The latest drama over the law started last Friday afternoon when the state's Legislative Reference Bureau published the controversial act that curbs the collective bargaining rights of most employees.
The legislature's website noted Saturday the publication of the law and cited these two points:
-- Sumi on March 18 halted enactment of the law and forbade Secretary of State Douglas La Follette from publishing the law.
-- Wisconsin law requires the Legislative Reference Bureau to publish every act within 10 days of its passage.
"There was no temporary restraining order on the Legislative Reference Bureau from publishing, only on the secretary of state," Senate Majority Leader Scott Fitzgerald told CNN affiliate WISN last week. "There was no reason that the (bureau) could not publish, and actually has an obligation to do that, as they did today (Friday)."
The state's Department of Justice, headed by Republican Attorney General J.B. Van Hollen, issued a statement Friday saying that "no action by the Secretary of State is required by this section for the legislative reference bureau to publish an Act."

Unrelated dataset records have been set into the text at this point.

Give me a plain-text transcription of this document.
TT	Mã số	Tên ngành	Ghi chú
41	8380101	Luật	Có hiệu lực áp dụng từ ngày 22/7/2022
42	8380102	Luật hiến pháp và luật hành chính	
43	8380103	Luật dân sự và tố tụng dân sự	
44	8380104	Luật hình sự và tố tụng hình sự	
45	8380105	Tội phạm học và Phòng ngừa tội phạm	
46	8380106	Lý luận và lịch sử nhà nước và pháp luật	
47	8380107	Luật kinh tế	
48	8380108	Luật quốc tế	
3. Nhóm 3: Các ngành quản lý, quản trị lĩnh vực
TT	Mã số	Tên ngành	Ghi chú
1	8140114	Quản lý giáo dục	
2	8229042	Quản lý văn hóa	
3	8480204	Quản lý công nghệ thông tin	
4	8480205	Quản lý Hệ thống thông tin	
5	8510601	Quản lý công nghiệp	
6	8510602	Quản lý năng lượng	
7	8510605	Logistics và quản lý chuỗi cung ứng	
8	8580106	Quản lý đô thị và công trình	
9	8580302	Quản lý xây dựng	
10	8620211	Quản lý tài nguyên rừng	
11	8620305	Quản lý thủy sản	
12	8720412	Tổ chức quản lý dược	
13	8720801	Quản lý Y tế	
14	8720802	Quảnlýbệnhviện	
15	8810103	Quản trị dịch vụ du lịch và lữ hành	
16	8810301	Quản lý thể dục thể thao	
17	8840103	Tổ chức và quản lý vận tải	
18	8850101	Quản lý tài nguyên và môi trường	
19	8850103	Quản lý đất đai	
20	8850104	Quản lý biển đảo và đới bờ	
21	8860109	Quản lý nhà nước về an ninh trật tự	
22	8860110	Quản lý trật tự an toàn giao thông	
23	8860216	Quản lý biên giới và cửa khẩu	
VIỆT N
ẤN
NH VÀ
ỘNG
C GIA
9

Sumi issued the injunction in response to a suit filed by a Democratic district attorney alleging that Republican legislators violated the state's open meetings law by calling a committee meeting to amend GOP Gov. Scott Walker's budget bill without providing the public 24-hour advance notice.
The amended bill, which had been stalled for weeks by 14 Democratic state senators who left Wisconsin to prevent a quorum -- and thus a vote on the measure -- then sailed to easy passage in both chambers of the Legislature.
In the appeal, Van Hollen argues that Sumi has no jurisdiction over state lawmakers or Wisconsin's secretary of state, all of whom have sovereign immunity. Sumi's order bars La Follette from publishing the new law.
The state's Department of Justice said Tuesday, "We have serious concerns about the court's decision to continue these proceedings under the current set of circumstances."
The public brouhaha over Walker's $137 million budget repair bill all but shut down the Wisconsin state Legislature for weeks. It also drew protesters by the tens of thousands, among them union supporters and public employees, who called the proposed measure an attack on workers.